Aber sie kennen das ja. Palatschinken mit Vanilleeis, Schokosauße und Schlagobers (Cherrykirsche nicht vergessen) schmecken nur so lange ausgezeichnet, solange man sie nicht jeden Tag essen muss. Und weil ich vor kurzer Zeit beim Friseur war noch einen Freund hatte, der nicht so überragend war (rein größentechnisch versteht sich), habe ich die Schnauze voll von Ballerinas/Flip Flops/Sportschuhen/Sneakers/Slippers und allen ähnlich knapp besohlten Schuhen. Trotz allem bin ich schließlich auch nur ein Mädchen, was gleichzeitig auch den Besitz von über dreißig Paar Fußschmuck vermuten lässt. Und diesen kann ich nur bestätigen. Wahrscheinlich hat mich das gestern auf die glorreiche Idee gebracht, mal wieder die schwarzen Pumps auszugraben.

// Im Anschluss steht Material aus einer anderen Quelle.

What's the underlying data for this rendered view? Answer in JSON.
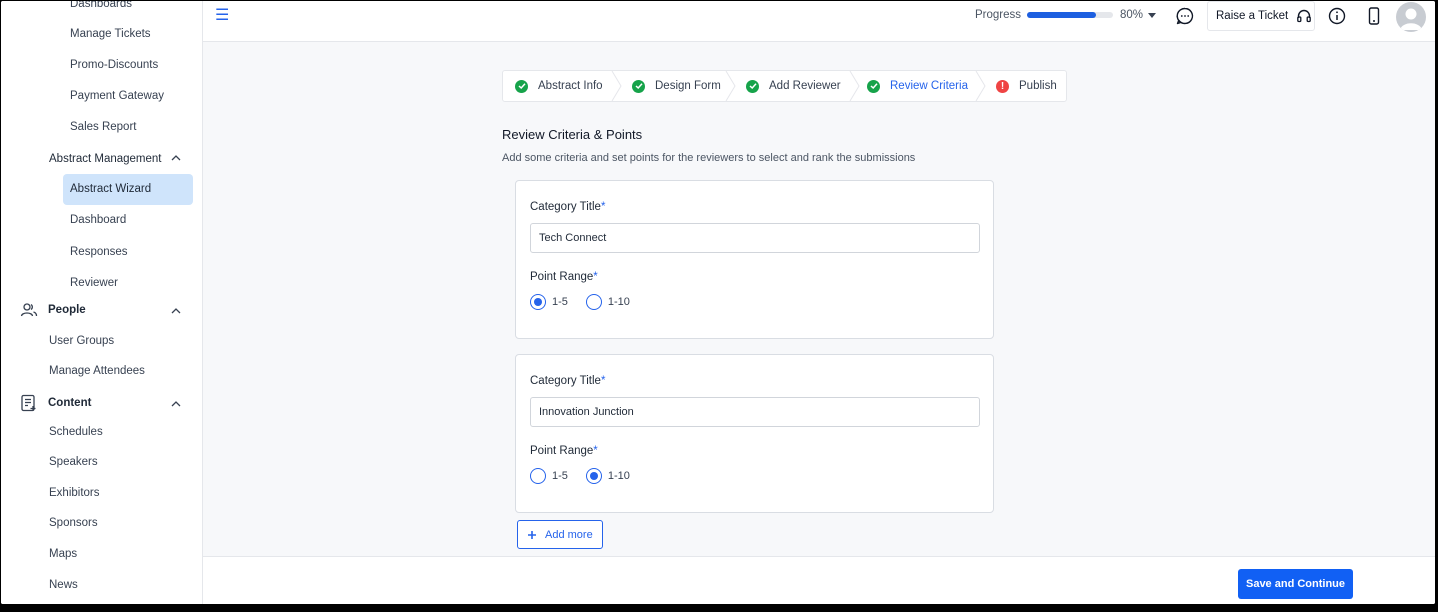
{
  "sidebar": {
    "items": [
      {
        "label": "Dashboards"
      },
      {
        "label": "Manage Tickets"
      },
      {
        "label": "Promo-Discounts"
      },
      {
        "label": "Payment Gateway"
      },
      {
        "label": "Sales Report"
      }
    ],
    "abstract_management": {
      "label": "Abstract Management",
      "items": [
        {
          "label": "Abstract Wizard"
        },
        {
          "label": "Dashboard"
        },
        {
          "label": "Responses"
        },
        {
          "label": "Reviewer"
        }
      ]
    },
    "people": {
      "label": "People",
      "icon": "people-icon",
      "items": [
        {
          "label": "User Groups"
        },
        {
          "label": "Manage Attendees"
        }
      ]
    },
    "content": {
      "label": "Content",
      "icon": "content-icon",
      "items": [
        {
          "label": "Schedules"
        },
        {
          "label": "Speakers"
        },
        {
          "label": "Exhibitors"
        },
        {
          "label": "Sponsors"
        },
        {
          "label": "Maps"
        },
        {
          "label": "News"
        }
      ]
    }
  },
  "topbar": {
    "progress_label": "Progress",
    "progress_value": "80%",
    "progress_fraction": 0.8,
    "raise_ticket_label": "Raise a Ticket"
  },
  "stepper": {
    "steps": [
      {
        "label": "Abstract Info",
        "status": "done"
      },
      {
        "label": "Design Form",
        "status": "done"
      },
      {
        "label": "Add Reviewer",
        "status": "done"
      },
      {
        "label": "Review Criteria",
        "status": "active"
      },
      {
        "label": "Publish",
        "status": "warning"
      }
    ]
  },
  "main": {
    "title": "Review Criteria & Points",
    "description": "Add some criteria and set points for the reviewers to select and rank the submissions",
    "categories": [
      {
        "title_label": "Category Title",
        "title_value": "Tech Connect",
        "range_label": "Point Range",
        "options": [
          "1-5",
          "1-10"
        ],
        "selected": "1-5"
      },
      {
        "title_label": "Category Title",
        "title_value": "Innovation Junction",
        "range_label": "Point Range",
        "options": [
          "1-5",
          "1-10"
        ],
        "selected": "1-10"
      }
    ],
    "add_more_label": "Add more"
  },
  "footer": {
    "save_label": "Save and Continue"
  },
  "colors": {
    "accent": "#1160f4",
    "active_bg": "#cfe4fb",
    "success": "#16a34a",
    "warning": "#ef4444"
  }
}
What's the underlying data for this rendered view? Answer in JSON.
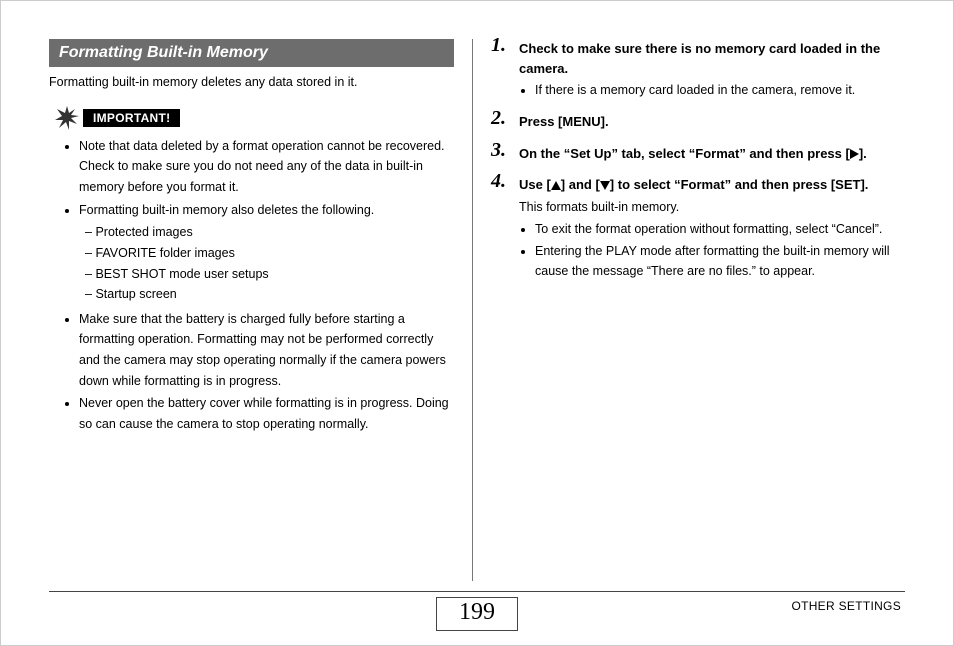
{
  "section_title": "Formatting Built-in Memory",
  "intro": "Formatting built-in memory deletes any data stored in it.",
  "important_label": "IMPORTANT!",
  "important_bullets": {
    "b1": "Note that data deleted by a format operation cannot be recovered. Check to make sure you do not need any of the data in built-in memory before you format it.",
    "b2": "Formatting built-in memory also deletes the following.",
    "b2_sub": {
      "s1": "Protected images",
      "s2": "FAVORITE folder images",
      "s3": "BEST SHOT mode user setups",
      "s4": "Startup screen"
    },
    "b3": "Make sure that the battery is charged fully before starting a formatting operation. Formatting may not be performed correctly and the camera may stop operating normally if the camera powers down while formatting is in progress.",
    "b4": "Never open the battery cover while formatting is in progress. Doing so can cause the camera to stop operating normally."
  },
  "steps": {
    "s1": {
      "num": "1.",
      "head": "Check to make sure there is no memory card loaded in the camera.",
      "bullets": {
        "b1": "If there is a memory card loaded in the camera, remove it."
      }
    },
    "s2": {
      "num": "2.",
      "head": "Press [MENU]."
    },
    "s3": {
      "num": "3.",
      "head_pre": "On the “Set Up” tab, select “Format” and then press [",
      "head_post": "]."
    },
    "s4": {
      "num": "4.",
      "head_pre": "Use [",
      "head_mid": "] and [",
      "head_post": "] to select “Format” and then press [SET].",
      "body": "This formats built-in memory.",
      "bullets": {
        "b1": "To exit the format operation without formatting, select “Cancel”.",
        "b2": "Entering the PLAY mode after formatting the built-in memory will cause the message “There are no files.” to appear."
      }
    }
  },
  "page_number": "199",
  "footer_label": "OTHER SETTINGS"
}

Beim Verlassen des Hauses hab ich mich noch gefühlt wie eine Venus, aus gleichnamiger Damenrasiererwerbung. Das Gefühl, das ich hatte, als ich nachts um halb zwölf, barfuß und im Slalom über den spärlich beleuchteten Trampelpfad, der zu meiner Wohnung führt, laufend (schwere Nacktschneckenplage in Wiens Kleingärten) hatte, kann und will ich hier nicht wiedergeben.
Nur soviel, wenn die Ballerinas der Schuhwelt die Palatschinken sind, derer man trotz allem irgendwann überdrüssig ist, dann sind meine Pumps das Hirn mit Ei, das man höchstens einmal im Jahr, ohne größere Folgeschäden zu erwarten, zu sich nehmen kann.